Lesson 2: Machine Learning
Introduction to Machine Learning
An important area of AI is Machine Learning (ML), which provides a way for a system (often referred to as a model) to infer new knowledge about data.
Supervised Learning
Supervised Learning algorithms rely on data that is labelled before it is used for training a model. The model is shown lots of data that has been validated, either manually or otherwise, so that it can inspect new unseen data and make a recommendation.
Supervised learning has two subcategories:
- Classification - A method that predicts the category of objects based on training data. For example, categorising an email as Spam or not Spam.
- Regression - A method that predicts a number based on past data.For example, predicting a house price based on number or rooms, square footage, and garden.
Unsupervised Learning
Unsupervised Learning algorithms do not have pre-labelled data. The model must learn patterns from the data by grouping similar data points together. This approach is particularly effective with large datasets.
Clustering is often used for fraud detection where anomalies can be detected as distinct clusters. A sample of clustering is below.
Semi Supervised Learning
Semi Supervised Learning is a combination of supervised and unsupervised learning. This approach typically involves a small set of labelled data and a larger set of unlabelled data. Semi supervised learning is used with large datasets when it might not be practical to manually label all the data.
An example is text processing, where huge volumes of text must be classified. A sample set of documents is classified and the model classifies the rest by inferring new knowledge about the data.
Reinforcement Learning
In this approach, the model is rewarded for good decisions and penalised for bad ones. The end goal is a model that learns the best policy by itself.
Reinforcement learning has enabled models to learn the rules of games such as Chess and Go and perform at such a high level that they can defeat Grand Masters. See AlphaGo for an exciting example.
Clustering Demo
This Demo is based on data from {" "}WorldAthletics. It shows the fastest single times for male athletes over the 100M distance along with the age of the athletes.
Question: How can clustering be used to group performances of athletes and to highlight any oddities?
How does the Demo work?
This Demo uses a simple K-Means algorithm.

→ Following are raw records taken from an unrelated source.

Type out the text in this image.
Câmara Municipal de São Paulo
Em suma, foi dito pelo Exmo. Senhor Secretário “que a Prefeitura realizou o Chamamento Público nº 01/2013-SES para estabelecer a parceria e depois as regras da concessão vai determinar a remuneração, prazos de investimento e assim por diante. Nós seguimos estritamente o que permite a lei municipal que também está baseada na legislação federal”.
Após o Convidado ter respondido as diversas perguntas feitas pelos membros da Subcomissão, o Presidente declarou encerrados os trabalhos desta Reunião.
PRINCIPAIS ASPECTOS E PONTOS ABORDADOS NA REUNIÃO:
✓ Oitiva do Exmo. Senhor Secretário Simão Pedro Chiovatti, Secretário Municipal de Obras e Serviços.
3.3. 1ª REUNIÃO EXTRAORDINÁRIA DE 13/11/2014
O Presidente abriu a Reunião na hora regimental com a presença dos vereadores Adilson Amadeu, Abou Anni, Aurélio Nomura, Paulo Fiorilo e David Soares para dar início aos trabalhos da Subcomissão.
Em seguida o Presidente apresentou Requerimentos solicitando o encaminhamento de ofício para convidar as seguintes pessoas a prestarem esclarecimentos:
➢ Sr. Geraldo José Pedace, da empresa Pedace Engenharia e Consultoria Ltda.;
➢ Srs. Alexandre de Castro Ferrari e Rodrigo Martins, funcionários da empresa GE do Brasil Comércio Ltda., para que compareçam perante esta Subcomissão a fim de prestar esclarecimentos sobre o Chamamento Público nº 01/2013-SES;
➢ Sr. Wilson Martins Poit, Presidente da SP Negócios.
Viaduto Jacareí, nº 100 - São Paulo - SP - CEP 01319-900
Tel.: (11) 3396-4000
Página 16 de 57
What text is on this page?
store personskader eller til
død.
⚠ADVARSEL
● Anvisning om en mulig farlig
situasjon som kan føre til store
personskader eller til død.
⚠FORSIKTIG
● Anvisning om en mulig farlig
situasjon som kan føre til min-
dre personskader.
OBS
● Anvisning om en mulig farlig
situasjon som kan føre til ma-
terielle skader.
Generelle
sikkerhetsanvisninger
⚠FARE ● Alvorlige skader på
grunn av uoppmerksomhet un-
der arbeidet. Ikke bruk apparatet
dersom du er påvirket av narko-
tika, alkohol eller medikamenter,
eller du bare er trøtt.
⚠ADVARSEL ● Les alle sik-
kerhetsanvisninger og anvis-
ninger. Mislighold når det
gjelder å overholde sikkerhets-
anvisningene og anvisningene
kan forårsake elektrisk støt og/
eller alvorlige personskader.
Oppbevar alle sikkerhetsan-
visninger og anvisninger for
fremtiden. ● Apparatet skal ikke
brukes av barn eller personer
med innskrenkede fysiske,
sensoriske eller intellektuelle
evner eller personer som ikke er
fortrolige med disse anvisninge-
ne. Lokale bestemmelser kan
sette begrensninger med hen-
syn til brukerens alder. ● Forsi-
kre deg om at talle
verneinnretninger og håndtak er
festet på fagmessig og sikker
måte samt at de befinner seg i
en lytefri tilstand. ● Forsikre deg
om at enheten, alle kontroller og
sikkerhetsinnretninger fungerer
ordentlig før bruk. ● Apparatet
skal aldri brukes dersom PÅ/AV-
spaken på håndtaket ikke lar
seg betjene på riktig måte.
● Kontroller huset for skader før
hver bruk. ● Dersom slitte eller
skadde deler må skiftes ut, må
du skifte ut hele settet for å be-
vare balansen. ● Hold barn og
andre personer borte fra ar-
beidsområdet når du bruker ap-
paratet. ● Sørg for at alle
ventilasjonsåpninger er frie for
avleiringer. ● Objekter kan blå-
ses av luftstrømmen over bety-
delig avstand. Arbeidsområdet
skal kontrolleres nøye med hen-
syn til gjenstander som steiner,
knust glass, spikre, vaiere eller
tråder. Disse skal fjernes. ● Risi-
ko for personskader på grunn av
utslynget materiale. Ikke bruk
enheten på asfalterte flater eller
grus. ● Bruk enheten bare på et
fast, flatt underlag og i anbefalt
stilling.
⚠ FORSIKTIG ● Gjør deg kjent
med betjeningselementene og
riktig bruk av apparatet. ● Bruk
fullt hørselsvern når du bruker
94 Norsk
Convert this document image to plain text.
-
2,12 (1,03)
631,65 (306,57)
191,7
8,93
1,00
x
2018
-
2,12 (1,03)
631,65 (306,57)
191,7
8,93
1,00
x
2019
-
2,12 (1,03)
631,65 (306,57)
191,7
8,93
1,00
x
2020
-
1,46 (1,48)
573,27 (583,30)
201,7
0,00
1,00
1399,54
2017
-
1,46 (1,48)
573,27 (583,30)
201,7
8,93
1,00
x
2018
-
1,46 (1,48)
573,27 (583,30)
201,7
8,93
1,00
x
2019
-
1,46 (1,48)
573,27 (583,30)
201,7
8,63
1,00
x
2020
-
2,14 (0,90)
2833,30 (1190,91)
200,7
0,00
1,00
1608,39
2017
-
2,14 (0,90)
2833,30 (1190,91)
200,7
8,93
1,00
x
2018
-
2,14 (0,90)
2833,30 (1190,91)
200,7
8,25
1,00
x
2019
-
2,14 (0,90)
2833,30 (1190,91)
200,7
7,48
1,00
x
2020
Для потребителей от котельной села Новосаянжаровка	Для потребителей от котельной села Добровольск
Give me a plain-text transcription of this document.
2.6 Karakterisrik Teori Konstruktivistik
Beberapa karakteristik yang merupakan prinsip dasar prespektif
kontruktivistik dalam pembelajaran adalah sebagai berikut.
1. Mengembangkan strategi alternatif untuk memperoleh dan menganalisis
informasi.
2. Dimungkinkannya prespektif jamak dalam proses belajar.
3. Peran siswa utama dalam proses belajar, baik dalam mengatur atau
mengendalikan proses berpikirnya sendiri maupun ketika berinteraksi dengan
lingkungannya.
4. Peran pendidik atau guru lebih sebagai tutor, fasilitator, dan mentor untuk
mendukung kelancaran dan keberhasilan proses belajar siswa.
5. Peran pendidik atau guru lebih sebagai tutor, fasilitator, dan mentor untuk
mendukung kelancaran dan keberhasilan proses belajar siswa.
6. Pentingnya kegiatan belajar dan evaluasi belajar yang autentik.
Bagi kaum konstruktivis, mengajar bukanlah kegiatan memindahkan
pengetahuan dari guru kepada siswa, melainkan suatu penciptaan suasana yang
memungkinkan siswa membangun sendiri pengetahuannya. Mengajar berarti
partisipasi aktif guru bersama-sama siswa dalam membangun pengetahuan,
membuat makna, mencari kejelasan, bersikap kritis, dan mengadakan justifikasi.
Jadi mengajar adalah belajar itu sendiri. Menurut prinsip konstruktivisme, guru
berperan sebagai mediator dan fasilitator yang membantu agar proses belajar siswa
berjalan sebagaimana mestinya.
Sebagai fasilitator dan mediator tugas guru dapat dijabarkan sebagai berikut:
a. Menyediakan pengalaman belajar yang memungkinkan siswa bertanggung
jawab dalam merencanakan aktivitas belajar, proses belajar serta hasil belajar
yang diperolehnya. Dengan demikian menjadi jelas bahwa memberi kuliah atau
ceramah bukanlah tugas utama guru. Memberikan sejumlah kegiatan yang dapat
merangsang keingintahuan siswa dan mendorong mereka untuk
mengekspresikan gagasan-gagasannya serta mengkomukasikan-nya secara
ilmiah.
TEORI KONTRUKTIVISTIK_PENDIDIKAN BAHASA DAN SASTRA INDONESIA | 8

It works as follows:- Initial cluster centers (two or three) are chosen at random and shown as stars on the chart.
- Each point is assigned a cluster and painted with the cluster colour.
- Adjust centres to the centre of all the points in the cluster.
- Repeat five times and show the changes on the chart.
Things to consider
- What kind of groupings were made with two clusters?
- How did using three clusters differ from using two clusters?
- Could this technique be useful for detecting potential cheats?